If I increase m/M by any non-trivial amount, the test OOMs within a
couple of minutes of starting even after cutting the number of IO
threads in half. I've managed to increase -m by 10% without OOM -
I'll keep trying to increase this part of the load as much as I
can as I refine the patchset I have.

> >>Both patched (yours or mine) and unpatched, XFS inode reclaim is
> >>keeping up.   With my patch in place, tracing during simoop does
> >>show more kswapd prio=1 scanning than unpatched, so I'm clearly
> >>stretching the limits a little more.  But we've got 30+ days of
> >>uptime in prod on almost 60 machines.  The oom rate is roughly in
> >>line with v3.10, and miles better than v4.0.
> >
> >IOWs, you have a workaround that keeps your production systems
> >running.
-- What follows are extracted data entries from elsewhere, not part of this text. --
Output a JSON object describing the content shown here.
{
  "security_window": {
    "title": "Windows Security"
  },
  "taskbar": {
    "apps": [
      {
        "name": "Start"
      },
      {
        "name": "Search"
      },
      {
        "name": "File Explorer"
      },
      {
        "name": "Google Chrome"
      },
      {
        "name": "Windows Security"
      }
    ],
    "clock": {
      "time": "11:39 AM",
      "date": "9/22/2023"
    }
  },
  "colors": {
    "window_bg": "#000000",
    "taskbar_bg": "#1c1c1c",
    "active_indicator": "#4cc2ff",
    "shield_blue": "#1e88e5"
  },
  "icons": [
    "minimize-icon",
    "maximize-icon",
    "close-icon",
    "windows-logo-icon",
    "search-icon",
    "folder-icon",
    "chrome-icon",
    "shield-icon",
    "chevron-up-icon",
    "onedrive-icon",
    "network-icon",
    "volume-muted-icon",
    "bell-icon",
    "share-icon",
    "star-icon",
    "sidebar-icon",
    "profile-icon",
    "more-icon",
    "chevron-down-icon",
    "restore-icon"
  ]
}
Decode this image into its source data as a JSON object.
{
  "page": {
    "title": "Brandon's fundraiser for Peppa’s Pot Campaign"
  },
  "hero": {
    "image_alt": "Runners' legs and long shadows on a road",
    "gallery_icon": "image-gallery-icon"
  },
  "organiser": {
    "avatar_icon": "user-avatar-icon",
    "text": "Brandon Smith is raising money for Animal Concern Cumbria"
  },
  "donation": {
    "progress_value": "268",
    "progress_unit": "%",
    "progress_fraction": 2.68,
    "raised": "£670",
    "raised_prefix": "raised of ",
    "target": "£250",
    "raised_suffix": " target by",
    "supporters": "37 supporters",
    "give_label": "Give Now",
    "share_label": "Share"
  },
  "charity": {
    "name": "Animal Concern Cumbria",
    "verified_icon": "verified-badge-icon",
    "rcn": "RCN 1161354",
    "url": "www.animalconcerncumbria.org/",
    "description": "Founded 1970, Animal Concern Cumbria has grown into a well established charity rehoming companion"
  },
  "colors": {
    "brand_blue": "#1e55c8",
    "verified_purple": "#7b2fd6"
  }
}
That's fine for your machines that are running this load,
> >but it's not working well for any of the other other loads I've
> >looked at.  That is, removing the throttling from the XFS inode
> >shrinker causes instability and adverse reclaim of the inode cache
> >in situations where the maintaining a working set in memory is
> >required for performance.
> 
> We agree on all of this much more than not.  Josef has spent a lot
> of time recently on shrinkers (w/btrfs but the ideas are similar),
> and I'm wrapping duct tape around workloads until the overall
> architecture is less fragile.
> 
> Using slab for metadata in an FS like btrfs where dirty metadata is
> almost unbounded is a huge challenge in the current framework.  Ext4
> is moving to dramatically bigger logs, so it would eventually have
> the same problems.

Your 8TB XFS filesystems will be using 2GB logs (unless mkfs
settings were tweaked manually), so there's a huge amount of
metadata 15x8TB XFS filesystems can pin in memory, too...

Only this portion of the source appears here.